Last year, 1.5 million U.S. families got hit with foreclosures, and
Federal Reserve chief Ben Bernanke recently warned
of more of the same in the year ahead. The economy, meanwhile, seems
tilted toward a recession. That means job cutbacks, and downward
pressure on wages.

As Naomi Klein shows in her recent book The Shock Doctrine,
such economic crises have often been used to consolidate corporate
power. You can see Klein’s thesis at play in Burger King’s recent
actions: squeezing low-income workers in one area in order to make
money selling cheap food to low-income workers in another.

But shocks also open opportunities for positive change.

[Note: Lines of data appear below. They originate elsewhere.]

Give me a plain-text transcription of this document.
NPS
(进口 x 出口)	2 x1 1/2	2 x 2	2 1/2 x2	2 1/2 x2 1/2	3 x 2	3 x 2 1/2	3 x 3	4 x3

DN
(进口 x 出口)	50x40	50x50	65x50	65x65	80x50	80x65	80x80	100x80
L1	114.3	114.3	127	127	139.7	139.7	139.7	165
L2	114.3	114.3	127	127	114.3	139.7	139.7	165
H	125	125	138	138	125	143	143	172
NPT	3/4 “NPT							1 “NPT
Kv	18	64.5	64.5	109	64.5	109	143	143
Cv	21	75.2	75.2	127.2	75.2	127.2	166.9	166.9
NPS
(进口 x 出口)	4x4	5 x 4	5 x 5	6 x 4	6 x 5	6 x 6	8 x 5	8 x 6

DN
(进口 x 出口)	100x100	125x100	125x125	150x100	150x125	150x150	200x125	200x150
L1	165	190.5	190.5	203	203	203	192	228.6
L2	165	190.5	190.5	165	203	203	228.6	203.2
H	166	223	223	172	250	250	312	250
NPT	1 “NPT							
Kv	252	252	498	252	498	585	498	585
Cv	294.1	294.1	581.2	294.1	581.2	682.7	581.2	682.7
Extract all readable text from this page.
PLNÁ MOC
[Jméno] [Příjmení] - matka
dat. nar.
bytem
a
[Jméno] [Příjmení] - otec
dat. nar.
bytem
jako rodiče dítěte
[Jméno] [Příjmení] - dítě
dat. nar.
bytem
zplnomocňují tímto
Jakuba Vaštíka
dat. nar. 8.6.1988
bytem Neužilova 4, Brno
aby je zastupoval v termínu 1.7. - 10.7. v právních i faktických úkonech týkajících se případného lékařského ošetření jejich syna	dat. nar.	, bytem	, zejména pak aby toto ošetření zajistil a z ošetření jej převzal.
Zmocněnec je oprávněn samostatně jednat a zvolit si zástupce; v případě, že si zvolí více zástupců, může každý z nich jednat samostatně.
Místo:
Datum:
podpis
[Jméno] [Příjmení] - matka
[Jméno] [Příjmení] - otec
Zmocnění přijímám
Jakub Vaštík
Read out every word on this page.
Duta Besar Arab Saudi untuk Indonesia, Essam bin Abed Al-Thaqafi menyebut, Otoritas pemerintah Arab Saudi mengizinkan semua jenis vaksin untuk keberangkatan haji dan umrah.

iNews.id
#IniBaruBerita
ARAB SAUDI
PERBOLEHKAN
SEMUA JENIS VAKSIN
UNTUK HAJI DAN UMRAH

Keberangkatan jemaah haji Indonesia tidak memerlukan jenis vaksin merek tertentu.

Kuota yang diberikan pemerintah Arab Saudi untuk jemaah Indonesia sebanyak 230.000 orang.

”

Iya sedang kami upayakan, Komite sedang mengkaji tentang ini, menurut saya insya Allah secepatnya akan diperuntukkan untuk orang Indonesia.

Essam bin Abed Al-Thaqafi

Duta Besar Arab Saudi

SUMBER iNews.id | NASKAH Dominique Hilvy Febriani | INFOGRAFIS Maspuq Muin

As prices for industrial food inch up, food grown close to home, free of increasingly expensive agrichemicals
and not shipped cross-country with ever-more-dear gas, has a chance to
be more competitive. Now more than ever, it’s critical to patronize
your nearby farmers’ market, buy a CSA share, participate in (or start) a local-food council in your area, and harangue your congressional representatives
to support Community Food Projects — federal programs, funded by the
farm bill, designed to bring healthy, affordable food into low-income
areas.

Amounting to just $10 million annually — equivalent to a rounding
error in the context of the mammoth farm bill — Community Food
Projects currently stand in jeopardy of being cut [PDF]. Don’t let the scoundrels get away with it.